Woodcut. Artist unknown. February from German Calendar. c. 1484. 3 5/8 x 3 1/2" (9.2 x 8.9 cm). The Museum of Modern Art, New York. Gift of Richard Benson.

The picture has been made with a woodblock. The image is not a unique drawing but the visual record of a carving in a flat wooden plank. Those areas that were not intended to print were carved away, and the remaining surface of the wood, after being inked, transferred the image to a sheet of paper. The design of the picture is fundamentally linear. The use of lines as descriptive tools, found as far back as the cave paintings, is perhaps the most remarkable innovation in the entire history of picture-making. While lines appear in nature in many forms—from blades of grass to winding rivers—in pictorial terms they are completely artificial. In life the leg and foot of the person we see here are soft and rounded; the lines that describe them in the picture are artificial, yet their meaning is absolutely clear.
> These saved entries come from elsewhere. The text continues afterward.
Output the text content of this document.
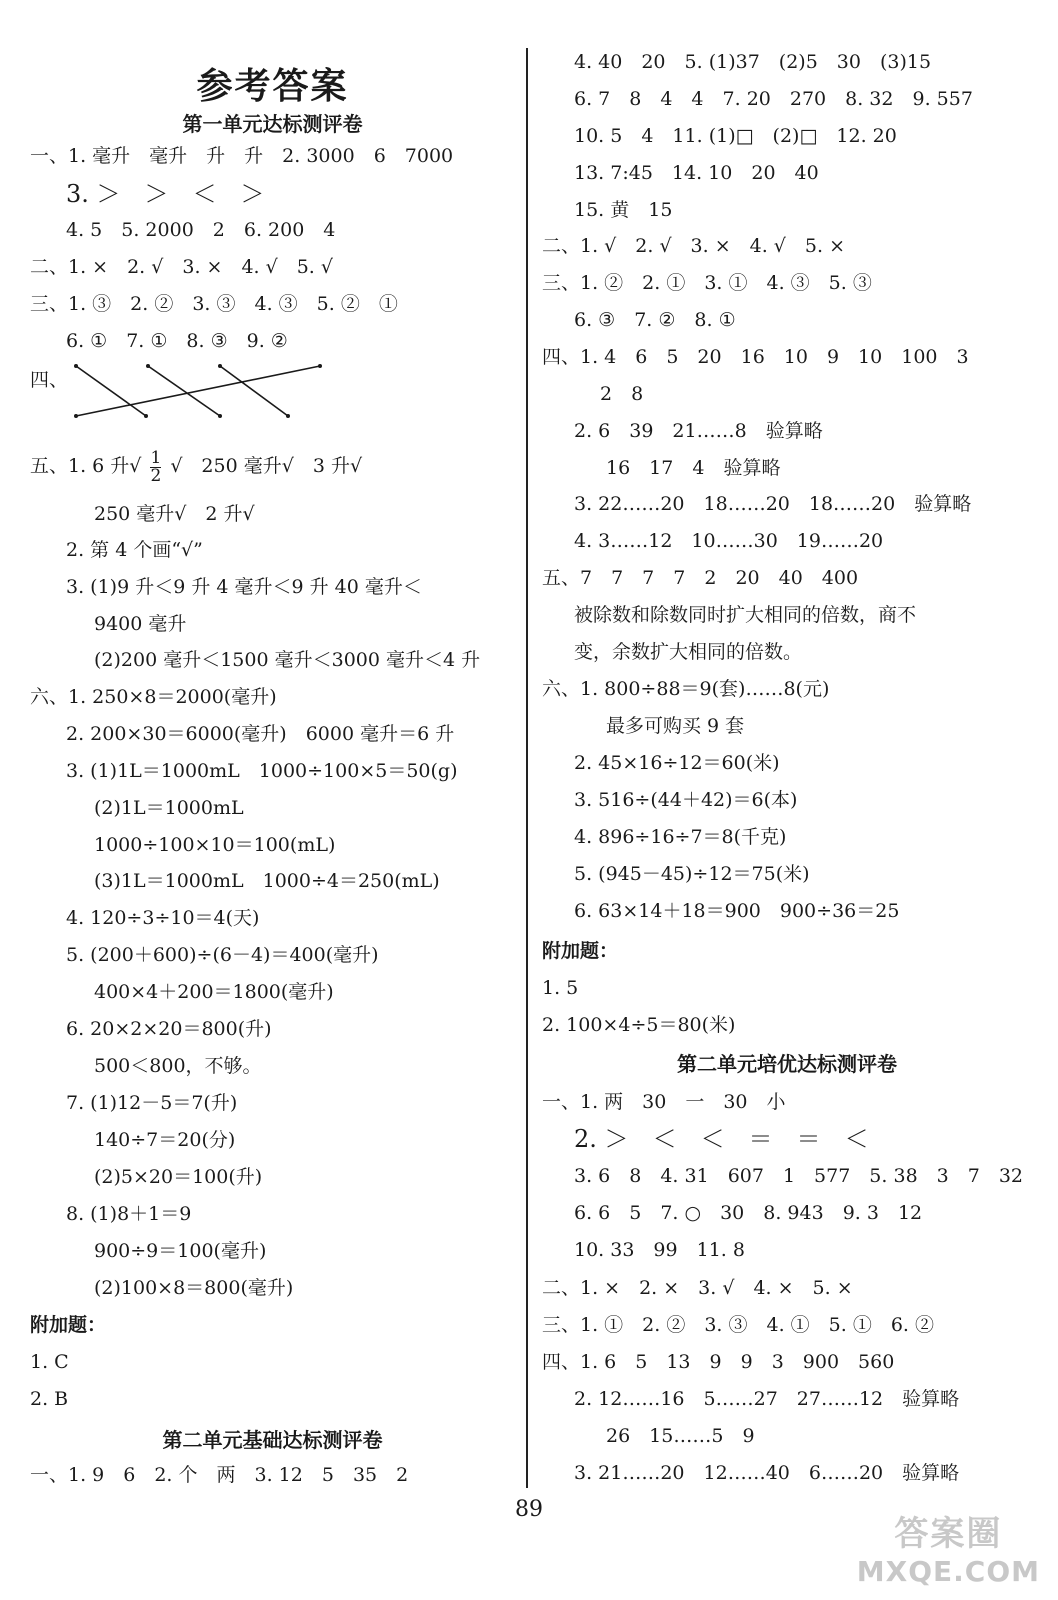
参考答案
第一单元达标测评卷
一、1. 毫升　毫升　升　升　2. 3000　6　7000
3. ＞　＞　＜　＞
4. 5　5. 2000　2　6. 200　4
二、1. ×　2. √　3. ×　4. √　5. √
三、1. ③　2. ②　3. ③　4. ③　5. ②　①
6. ①　7. ①　8. ③　9. ②
四、
五、1. 6 升√ $\frac{1}{2}$ √　250 毫升√　3 升√
250 毫升√　2 升√
2. 第 4 个画“√”
3. (1)9 升＜9 升 4 毫升＜9 升 40 毫升＜
9400 毫升
(2)200 毫升＜1500 毫升＜3000 毫升＜4 升
六、1. 250×8＝2000(毫升)
2. 200×30＝6000(毫升)　6000 毫升＝6 升
3. (1)1L＝1000mL　1000÷100×5＝50(g)
(2)1L＝1000mL
1000÷100×10＝100(mL)
(3)1L＝1000mL　1000÷4＝250(mL)
4. 120÷3÷10＝4(天)
5. (200＋600)÷(6－4)＝400(毫升)
400×4＋200＝1800(毫升)
6. 20×2×20＝800(升)
500＜800，不够。
7. (1)12－5＝7(升)
140÷7＝20(分)
(2)5×20＝100(升)
8. (1)8＋1＝9
900÷9＝100(毫升)
(2)100×8＝800(毫升)
附加题：
1. C
2. B
第二单元基础达标测评卷
一、1. 9　6　2. 个　两　3. 12　5　35　2
4. 40　20　5. (1)37　(2)5　30　(3)15
6. 7　8　4　4　7. 20　270　8. 32　9. 557
10. 5　4　11. (1)□　(2)□　12. 20
13. 7:45　14. 10　20　40
15. 黄　15
二、1. √　2. √　3. ×　4. √　5. ×
三、1. ②　2. ①　3. ①　4. ③　5. ③
6. ③　7. ②　8. ①
四、1. 4　6　5　20　16　10　9　10　100　3
2　8
2. 6　39　21……8　验算略
16　17　4　验算略
3. 22……20　18……20　18……20　验算略
4. 3……12　10……30　19……20
五、7　7　7　7　2　20　40　400
被除数和除数同时扩大相同的倍数，商不
变，余数扩大相同的倍数。
六、1. 800÷88＝9(套)……8(元)
最多可购买 9 套
2. 45×16÷12＝60(米)
3. 516÷(44＋42)＝6(本)
4. 896÷16÷7＝8(千克)
5. (945－45)÷12＝75(米)
6. 63×14＋18＝900　900÷36＝25
附加题：
1. 5
2. 100×4÷5＝80(米)
第二单元培优达标测评卷
一、1. 两　30　一　30　小
2. ＞　＜　＜　＝　＝　＜
3. 6　8　4. 31　607　1　577　5. 38　3　7　32
6. 6　5　7. ○　30　8. 943　9. 3　12
10. 33　99　11. 8
二、1. ×　2. ×　3. √　4. ×　5. ×
三、1. ①　2. ②　3. ③　4. ①　5. ①　6. ②
四、1. 6　5　13　9　9　3　900　560
2. 12……16　5……27　27……12　验算略
26　15……5　9
3. 21……20　12……40　6……20　验算略
89
答案圈
MXQE.COM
Woodcut. Albrecht Dürer. The Men’s Bath. c. 1496. 15 7/16 x 11 3/16" (39.2 x 28.4 cm). Collection of John Benson. Printers have had to devise methods of creating tonal variation using only black ink. One solution is to use finely spaced lines that, though black, give the eye the illusion of tone when viewed from a distance.

There must be some remarkable circuitry in our brains that we can so effortlessly see the lines and imagine the object. Relief printing is so named because the image-bearing part of the printing matrix—in this case a wooden block—stands higher than those areas that do not print. The woodblock is made by carving, with a chisel or gouge, into the side of a hard plank. Once carved, the block is inked, either with a roller covered in an even layer of ink or with an ink-covered rag applied with care to deposit ink on the high surfaces only. Since the sunken, cut-away areas receive no ink and are in any case kept away from the paper by the higher parts of the surface, they appear white in the print.
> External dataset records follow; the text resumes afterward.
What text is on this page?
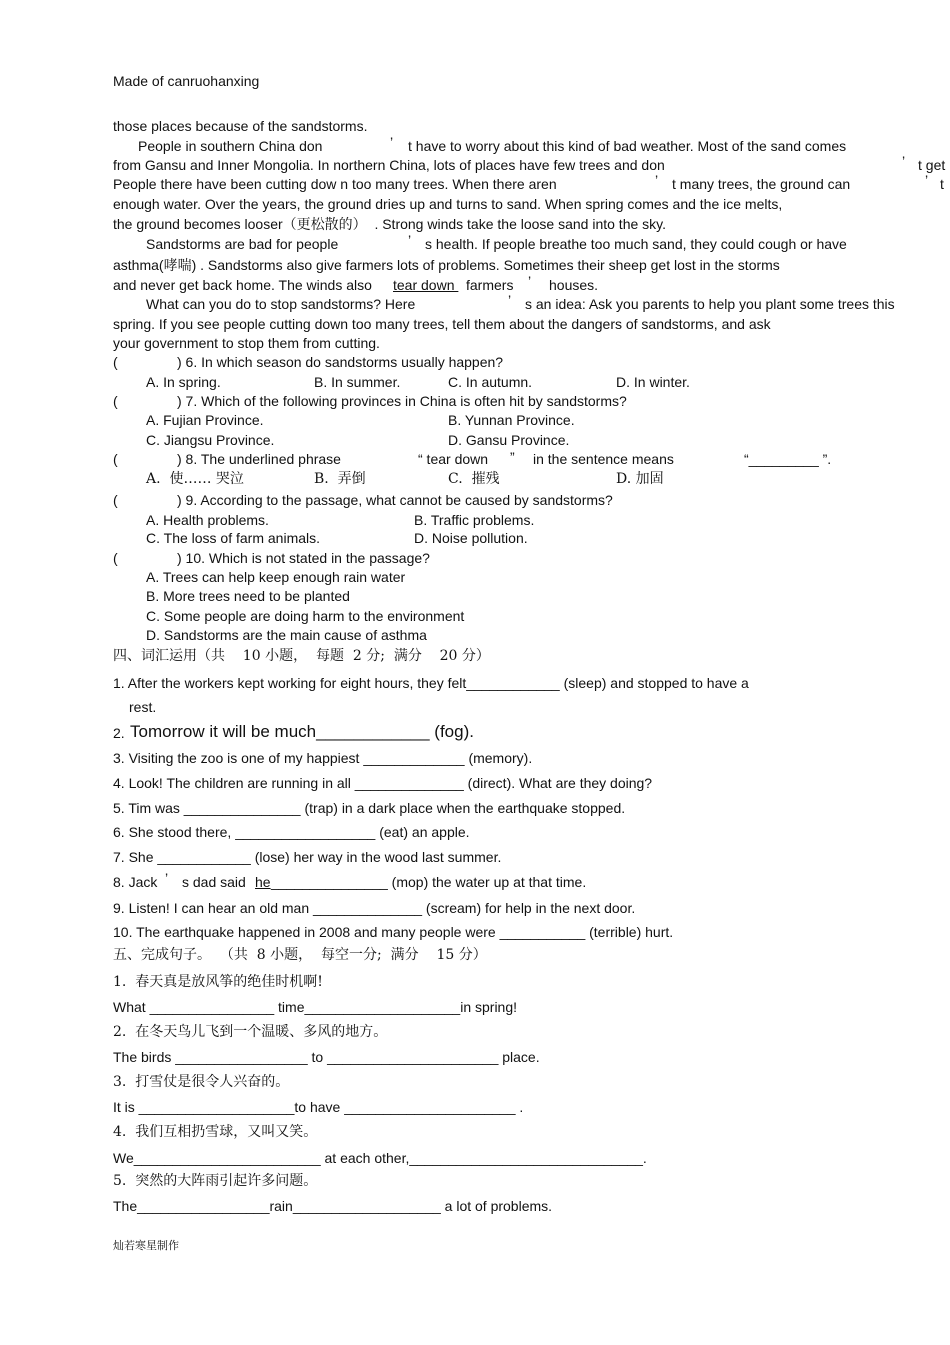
Made of canruohanxing
those places because of the sandstorms.
People in southern China don	’ t have to worry about this kind of bad weather. Most of the sand comes
from Gansu and Inner Mongolia. In northern China, lots of places have few trees and don	’ t get
People there have been cutting dow n too many trees. When there aren	’ t many trees, the ground can	’ t
enough water. Over the years, the ground dries up and turns to sand. When spring comes and the ice melts,
the ground becomes looser（更松散的）  . Strong winds take the loose sand into the sky.
Sandstorms are bad for people	’ s health. If people breathe too much sand, they could cough or have
asthma(哮喘) . Sandstorms also give farmers lots of problems. Sometimes their sheep get lost in the storms
and never get back home. The winds also tear down farmers ’ houses.
What can you do to stop sandstorms? Here	’ s an idea: Ask you parents to help you plant some trees this
spring. If you see people cutting down too many trees, tell them about the dangers of sandstorms, and ask
your government to stop them from cutting.
(	) 6. In which season do sandstorms usually happen?
A. In spring.	B. In summer.	C. In autumn.	D. In winter.
(	) 7. Which of the following provinces in China is often hit by sandstorms?
A. Fujian Province.	B. Yunnan Province.
C. Jiangsu Province.	D. Gansu Province.
(	) 8. The underlined phrase	“ tear down ” in the sentence means	“_________ ”.
A.  使…… 哭泣	B.  弄倒	C.  摧残	D. 加固
(	) 9. According to the passage, what cannot be caused by sandstorms?
A. Health problems.	B. Traffic problems.
C. The loss of farm animals.	D. Noise pollution.
(	) 10. Which is not stated in the passage?
A. Trees can help keep enough rain water
B. More trees need to be planted
C. Some people are doing harm to the environment
D. Sandstorms are the main cause of asthma
四、词汇运用（共    10 小题，  每题  2 分;  满分    20 分）
1. After the workers kept working for eight hours, they felt____________ (sleep) and stopped to have a
rest.
2. Tomorrow it will be much____________ (fog).
3. Visiting the zoo is one of my happiest _____________ (memory).
4. Look! The children are running in all ______________ (direct). What are they doing?
5. Tim was _______________ (trap) in a dark place when the earthquake stopped.
6. She stood there, __________________ (eat) an apple.
7. She ____________ (lose) her way in the wood last summer.
8. Jack ’ s dad said he _______________ (mop) the water up at that time.
9. Listen! I can hear an old man ______________ (scream) for help in the next door.
10. The earthquake happened in 2008 and many people were ___________ (terrible) hurt.
五、完成句子。  （共  8 小题，  每空一分;  满分    15 分）
1.  春天真是放风筝的绝佳时机啊!
What ________________ time____________________in spring!
2.  在冬天鸟儿飞到一个温暖、多风的地方。
The birds _________________ to ______________________ place.
3.  打雪仗是很令人兴奋的。
It is ____________________to have ______________________ .
4.  我们互相扔雪球，又叫又笑。
We________________________ at each other,______________________________.
5.  突然的大阵雨引起许多问题。
The_________________rain___________________ a lot of problems.
灿若寒星制作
Detail of Woodcut. Albrecht Dürer. The Men’s Bath. c. 1496. 15 7/16 x 11 3/16" (39.2 x 28.4 cm). Collection of John Benson. A detail enlarged about 1.2 times from the original print.

Conversely, the lines and solids we see in the print were printed by the parts that were not carved; each has had material removed along its sides and remains as the high part of the block, still possessing its original surface. It is ironic that what we see as a black line is actually the part of the block that the carver never touched. In our Dürer print the quality of the carving is remarkable. The dense array of carved channels and raised lines in the block represent a high point in the wood-carver’s trade. When the print is seen from only a short distance away the eye blends the lines and spaces to read variable tone, and so the challenge of achieving the illusion of tone, and with it of volume and perspective, is elegantly solved.